Hacking Hit$ Where it Hurt$

Survey shows economic impact of cyber crime on businesses up 56 percent in one year.

A new report by the Ponemon Institute and Hewlett-Packard (HP) shows both the frequency and costs of cyber attacks on a representative sample of businesses are up significantly from just one year ago. In the second annual Cost of Cyber Crime Study, the median annualized cost of cyber crime is estimated by the Ponemon Institute to be more than $5.9 million every year for large companies. This is a 56% increase from 2010. Among those types of businesses in the survey's sample group, the actual yearly cost of cyber crime prevention, recovery and investigation ranged from $1.5 million to more than $36.5 million.

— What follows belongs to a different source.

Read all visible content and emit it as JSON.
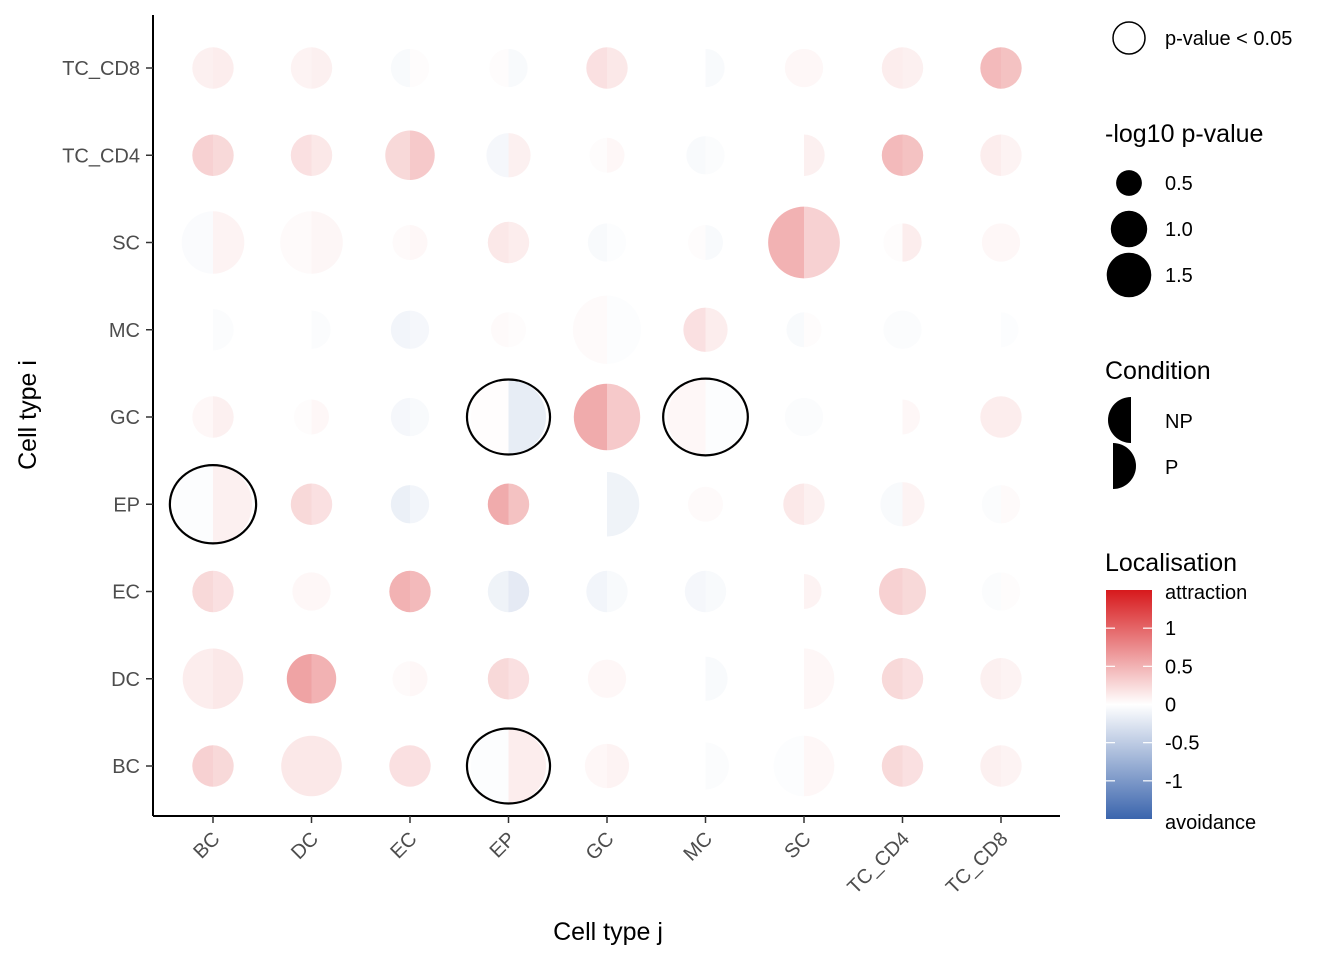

By contrast, the median cost of cyber crime in the inaugural 2010 study was about $3.8 million among a similar sample of big companies. The latest study also reveals a large increase in the number of attacks suffered compared to one year ago. During only a four-week period, the surveyed businesses experienced a total of 72 attacks per week, nearly a 45% increase from 2010. Nearly all the attacks came in the form of malicious code, denial of service, theft of electronic devices and/or Web-based attacks.

In terms of cost, the Ponemon Institute found that cyber attack detection and recovery tend to be the most expensive aspects of information assurance. Those businesses that can build and maintain automated systems to detect attacks and begin the process of system recovery can effectively reduce the economic impact of cyber crime.

When averaged out across all attacks against all businesses surveyed in the 2011 study, each cyber attack cost the victim company more than $416,000 and took 18 days to resolve. In 2010, those figures were about $250,000 and 14 days, respectively. Attacks carried out by a malicious insider are easily the most expensive and time consuming, according to the study. Those cyber crimes often take more than 45 days to contain.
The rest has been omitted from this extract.